A lot of the criticism and talk seems to have a Shakespeare vs. Stanislavsky feel, and I don’t think the two are incompatible or diametrically opposed. In fact, I’m curious about ways they connect. Is there a link between Patrick Tucker’s work with the Original Shakespeare Company and emotional realism/emotional memory? Tucker, in his book Secrets of Acting Shakespeare, argues that Shakespeare would put the actor in the same situation as the character in order to give the actor a shorthand for performance. This was necessary due to the lack of rehearsal, and the fact that actors were not given the full script to study (just cue scripts with only their lines on it). One specific example Tucker gives is Isabella in Measure for Measure. The actor playing Isabella would have had a script that ended with her (his) last line, so the actor would not know that the Duke was going to propose marriage. So when the Duke did propose marriage this actor would have been surprised and confused, and therefore, according to Tucker, Isabella was supposed to be surprised and confused. Presumably, this would only really work the first time an actor encountered a text. So the next time, the actor would use the memory of that first time and know how to play the scene? If Tucker’s theory is correct, is this not a sort of early modern version of emotional memory? Or is Tucker’s theory flawed because he is looking at it from a modern conception of acting?

My second thought was a more specific answer to the question of How does studying Shakespeare’s theatre help a modern actor? and it came to me while listening to Shapiro speak. Just like modern writers are taught to “write what you know”, so to are modern actors taught to use themselves in performance. I remember one actor friend telling me the motto of a prominent American acting school was “you are enough.” It seems to me that for writers to learn that writing was not always a self-exploration only opens the door for more possibilities, just as it would for actors to learn that there was performance before and beyond Stanisklavsky’s (or Strasberg's) methods. Shakespeare was a writer of “unparalleled imagination” and other writers can learn from that. So to can it help actors to learn that acting wasn’t always about looking on the inside, that they can also strive to be performers of “unparalleled imagination.” If a man may write of love, and not be in love, so too should a man be able to act in love, without ever having been in love. In one of the seminars someone quoted someone else, "Acting doesn't get better, it gets different." Learning about former/other notions of acting and personality can only give a modern actor more ideas, approaches, tools.
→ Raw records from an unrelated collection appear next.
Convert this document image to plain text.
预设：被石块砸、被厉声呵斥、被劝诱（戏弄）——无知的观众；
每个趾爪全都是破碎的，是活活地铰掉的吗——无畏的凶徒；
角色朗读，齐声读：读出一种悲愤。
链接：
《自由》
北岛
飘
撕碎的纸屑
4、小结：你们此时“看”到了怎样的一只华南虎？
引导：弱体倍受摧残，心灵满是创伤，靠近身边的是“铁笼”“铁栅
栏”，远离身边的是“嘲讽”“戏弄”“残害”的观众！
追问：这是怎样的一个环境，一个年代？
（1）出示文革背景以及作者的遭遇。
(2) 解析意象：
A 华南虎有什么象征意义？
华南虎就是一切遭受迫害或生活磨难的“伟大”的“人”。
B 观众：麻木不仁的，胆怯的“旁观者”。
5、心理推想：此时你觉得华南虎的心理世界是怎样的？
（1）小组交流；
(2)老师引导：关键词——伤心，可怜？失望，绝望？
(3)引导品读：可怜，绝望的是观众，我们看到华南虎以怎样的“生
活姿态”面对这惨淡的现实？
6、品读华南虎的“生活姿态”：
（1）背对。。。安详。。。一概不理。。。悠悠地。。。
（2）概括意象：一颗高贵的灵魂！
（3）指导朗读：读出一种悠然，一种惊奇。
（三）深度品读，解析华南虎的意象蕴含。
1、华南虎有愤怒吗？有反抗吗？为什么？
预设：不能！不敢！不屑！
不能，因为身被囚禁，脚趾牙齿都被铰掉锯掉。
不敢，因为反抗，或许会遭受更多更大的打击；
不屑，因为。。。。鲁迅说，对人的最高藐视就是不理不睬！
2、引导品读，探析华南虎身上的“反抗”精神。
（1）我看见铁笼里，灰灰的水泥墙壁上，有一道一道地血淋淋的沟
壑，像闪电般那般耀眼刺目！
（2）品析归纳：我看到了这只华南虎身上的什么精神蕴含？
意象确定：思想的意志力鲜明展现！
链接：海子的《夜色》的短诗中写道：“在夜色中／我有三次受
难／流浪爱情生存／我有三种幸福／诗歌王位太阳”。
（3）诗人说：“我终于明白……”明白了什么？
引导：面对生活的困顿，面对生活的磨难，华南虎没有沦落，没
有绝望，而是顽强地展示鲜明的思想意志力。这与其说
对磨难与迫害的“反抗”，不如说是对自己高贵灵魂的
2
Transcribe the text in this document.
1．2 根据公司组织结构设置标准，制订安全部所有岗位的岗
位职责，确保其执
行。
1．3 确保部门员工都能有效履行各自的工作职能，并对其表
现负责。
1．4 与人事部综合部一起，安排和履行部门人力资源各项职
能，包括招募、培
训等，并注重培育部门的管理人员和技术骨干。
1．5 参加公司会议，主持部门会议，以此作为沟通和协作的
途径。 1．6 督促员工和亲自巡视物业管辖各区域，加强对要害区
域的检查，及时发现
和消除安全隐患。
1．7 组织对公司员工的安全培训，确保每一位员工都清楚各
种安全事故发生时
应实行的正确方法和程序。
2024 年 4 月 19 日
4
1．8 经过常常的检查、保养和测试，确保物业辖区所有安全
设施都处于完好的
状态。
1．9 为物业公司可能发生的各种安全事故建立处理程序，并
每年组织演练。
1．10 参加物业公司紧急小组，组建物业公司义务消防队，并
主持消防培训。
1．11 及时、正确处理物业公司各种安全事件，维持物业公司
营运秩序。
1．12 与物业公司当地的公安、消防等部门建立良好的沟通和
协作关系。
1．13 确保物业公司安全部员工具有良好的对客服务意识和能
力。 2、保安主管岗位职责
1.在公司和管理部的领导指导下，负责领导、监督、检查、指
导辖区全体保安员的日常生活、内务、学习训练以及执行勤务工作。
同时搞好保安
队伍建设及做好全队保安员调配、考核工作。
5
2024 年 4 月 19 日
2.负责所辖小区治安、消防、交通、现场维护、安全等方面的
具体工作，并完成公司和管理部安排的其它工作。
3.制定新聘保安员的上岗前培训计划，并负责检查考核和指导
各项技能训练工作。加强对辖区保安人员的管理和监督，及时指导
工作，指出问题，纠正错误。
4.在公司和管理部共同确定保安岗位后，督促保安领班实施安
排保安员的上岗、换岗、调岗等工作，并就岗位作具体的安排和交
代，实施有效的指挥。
This also ties into a paper session I attended, "Shakespeare and the Extended Mind". There were three papers and they had to do with changing notions of cognition and how that is dramatized. Today we understand cognition neurologically. In the early modern period they thought that cognition was humoral. This obviously affects the way playwright wrote then versus how they wrote now. Then emotions were felt, expressed through the whole body. Today we understand them as occurring in the brain. An actor absolutely needs to understand conditions like this in order to understand how to approach an early modern text and an early modern character.